The need for this paper — Introduction

The Data Protection Act (DPA) defines two categories of organization involved in the handling of personal data: data controllers, who decide what to do with the data, and data processors who process the data on behalf of the data controller. Data processors have no statutory responsibilities or obligations — all responsibility rests with the data controller.

The Seventh Principle of the Act states that where you use a data processor, you must

  • choose a data processor that provides adequate guarantees of its security measures to protect the processing it will do for you;

  • take reasonable steps to ensure that those security measures are being put into practice;

  • have in place a written contract setting out what the data processor is allowed to do with the personal data. This contract must also require the data processor to take the same security measures you would have to take if you were processing the data yourself.

If the data processor loses your data, the Information Commissioner will hold you responsible for any breach of security or loss of personal data, not the data processor. You may take action against the data processor for breach of contract, but they may not have sufficient insurance for you to recover the substantial fine you have paid — and it is unlikely that they can compensate you adequately for the bad publicity and loss of revenue engendered by the data breach. This paper sets out the key steps you can take to prevent a data processor breach and to meet your DPA obligations.

Quantifying the risk

Let us start with the basics — What is the cost?

Any data breach has the potential to cause a significant loss of customer trust, loyalty and revenue. Research from the Ponemon Institute in 2010 shows that there is an average 3.9 per cent customer churn following any data breach and an average of £29 lost business for each individual record lost.

Then there is the considerable cost in addressing the immediate problem. You may already have a Data Breach Notification Plan in place to guide you through the complex process of advising customers and statutory bodies. Notification of the Information Commissioner is voluntary in the United Kingdom — although with a strong expectation that public sector organizations will notify — but is mandatory in many other countries. The requirements of implementing this plan — the notification process itself, seeking professional advice, advice notices to customers, help lines to answer queries, briefings to customer facing staff, additional PR, staff time taken to address and control the issue — bring the cost per compromised record to an estimated £130.

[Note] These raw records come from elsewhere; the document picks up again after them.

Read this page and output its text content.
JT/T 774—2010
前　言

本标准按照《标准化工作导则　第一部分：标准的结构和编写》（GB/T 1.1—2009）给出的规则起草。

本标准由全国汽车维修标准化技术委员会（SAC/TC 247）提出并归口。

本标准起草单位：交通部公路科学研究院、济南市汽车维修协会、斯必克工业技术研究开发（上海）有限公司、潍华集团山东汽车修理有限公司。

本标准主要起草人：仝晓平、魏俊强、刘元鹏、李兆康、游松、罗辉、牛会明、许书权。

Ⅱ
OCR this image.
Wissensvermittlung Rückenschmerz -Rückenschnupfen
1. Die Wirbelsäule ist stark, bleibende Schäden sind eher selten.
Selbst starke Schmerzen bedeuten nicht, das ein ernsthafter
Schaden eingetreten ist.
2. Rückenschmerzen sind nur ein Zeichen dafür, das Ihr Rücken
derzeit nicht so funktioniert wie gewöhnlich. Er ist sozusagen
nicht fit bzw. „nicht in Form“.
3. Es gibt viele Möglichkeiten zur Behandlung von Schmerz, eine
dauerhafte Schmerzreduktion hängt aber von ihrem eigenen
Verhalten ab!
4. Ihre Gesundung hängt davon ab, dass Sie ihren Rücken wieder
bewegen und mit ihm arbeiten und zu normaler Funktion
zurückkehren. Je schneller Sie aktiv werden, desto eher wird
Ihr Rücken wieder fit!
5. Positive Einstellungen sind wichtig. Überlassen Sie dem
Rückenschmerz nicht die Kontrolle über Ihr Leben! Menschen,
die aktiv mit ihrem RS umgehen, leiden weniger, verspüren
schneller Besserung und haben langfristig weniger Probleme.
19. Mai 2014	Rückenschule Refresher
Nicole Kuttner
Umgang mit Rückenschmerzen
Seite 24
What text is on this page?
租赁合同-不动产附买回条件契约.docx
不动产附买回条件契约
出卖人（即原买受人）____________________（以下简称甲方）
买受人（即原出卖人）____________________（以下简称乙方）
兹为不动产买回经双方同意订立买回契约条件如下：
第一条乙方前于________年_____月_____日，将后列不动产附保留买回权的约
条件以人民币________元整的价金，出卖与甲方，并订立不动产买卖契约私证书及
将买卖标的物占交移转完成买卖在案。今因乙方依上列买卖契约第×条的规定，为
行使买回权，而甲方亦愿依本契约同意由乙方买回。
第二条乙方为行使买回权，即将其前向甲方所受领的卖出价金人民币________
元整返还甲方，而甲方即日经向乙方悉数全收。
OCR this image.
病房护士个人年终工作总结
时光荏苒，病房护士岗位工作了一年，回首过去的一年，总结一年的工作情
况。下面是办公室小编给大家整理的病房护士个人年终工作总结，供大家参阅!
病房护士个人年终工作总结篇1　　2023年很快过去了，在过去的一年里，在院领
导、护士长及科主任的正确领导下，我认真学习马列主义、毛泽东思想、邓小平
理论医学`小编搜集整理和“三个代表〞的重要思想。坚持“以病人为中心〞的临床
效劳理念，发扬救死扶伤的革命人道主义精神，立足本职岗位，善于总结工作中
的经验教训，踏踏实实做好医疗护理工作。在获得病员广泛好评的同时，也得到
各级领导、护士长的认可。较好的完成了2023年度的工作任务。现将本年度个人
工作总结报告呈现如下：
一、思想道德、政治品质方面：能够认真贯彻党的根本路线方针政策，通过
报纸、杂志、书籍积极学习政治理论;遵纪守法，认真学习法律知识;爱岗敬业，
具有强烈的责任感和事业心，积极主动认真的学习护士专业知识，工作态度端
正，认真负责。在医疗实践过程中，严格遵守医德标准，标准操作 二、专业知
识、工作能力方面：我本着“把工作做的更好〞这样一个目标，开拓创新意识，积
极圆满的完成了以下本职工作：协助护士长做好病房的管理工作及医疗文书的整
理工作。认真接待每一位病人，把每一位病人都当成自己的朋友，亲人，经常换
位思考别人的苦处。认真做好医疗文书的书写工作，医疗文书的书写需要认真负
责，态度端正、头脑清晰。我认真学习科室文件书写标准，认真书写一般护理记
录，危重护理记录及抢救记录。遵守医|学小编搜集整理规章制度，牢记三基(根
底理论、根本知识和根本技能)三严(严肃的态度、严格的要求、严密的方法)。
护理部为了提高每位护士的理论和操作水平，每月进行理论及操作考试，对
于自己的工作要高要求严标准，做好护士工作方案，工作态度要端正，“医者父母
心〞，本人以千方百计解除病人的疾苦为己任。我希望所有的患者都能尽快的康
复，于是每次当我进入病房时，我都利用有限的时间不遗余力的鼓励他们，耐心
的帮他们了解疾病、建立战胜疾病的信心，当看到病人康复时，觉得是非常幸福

Finally, there is the cost of any regulatory penalty. From January 2010, the Information Commissioner has had the power to levy fines of up to £500,000 for breaches of the DPA. In November 2010, government and local authority contractor A4e became the first organization to be fined under the ICO's new powers. The company was fined £60,000 following the theft of an unencrypted laptop containing details of 24,000 Hull and Leicester community law centre customers from an employee's home.

According to the first benchmark study to estimate the costs associated with an organization's compliance efforts — conducted by Tripwire and the Ponemon Institute last year — dedicated investments in compliance activities are not only a critical component of a comprehensive enterprise security strategy, but can also offer return on investment over time. The average cost of non-compliance was found to be 2.68 times higher than compliance costs.

What can go wrong?

There are four key risks:

  1. 1

    Your data may be lost accidentally by the data processor.

  2. 2

    Your data may be deliberately targeted and stolen from the third party's site.

  3. 3

    The third party may compromise your compliance with the DPA or other regulations through careless or inappropriate use of your data.

  4. 4

    The quality and accuracy of your data may be compromised by poor third-party processes.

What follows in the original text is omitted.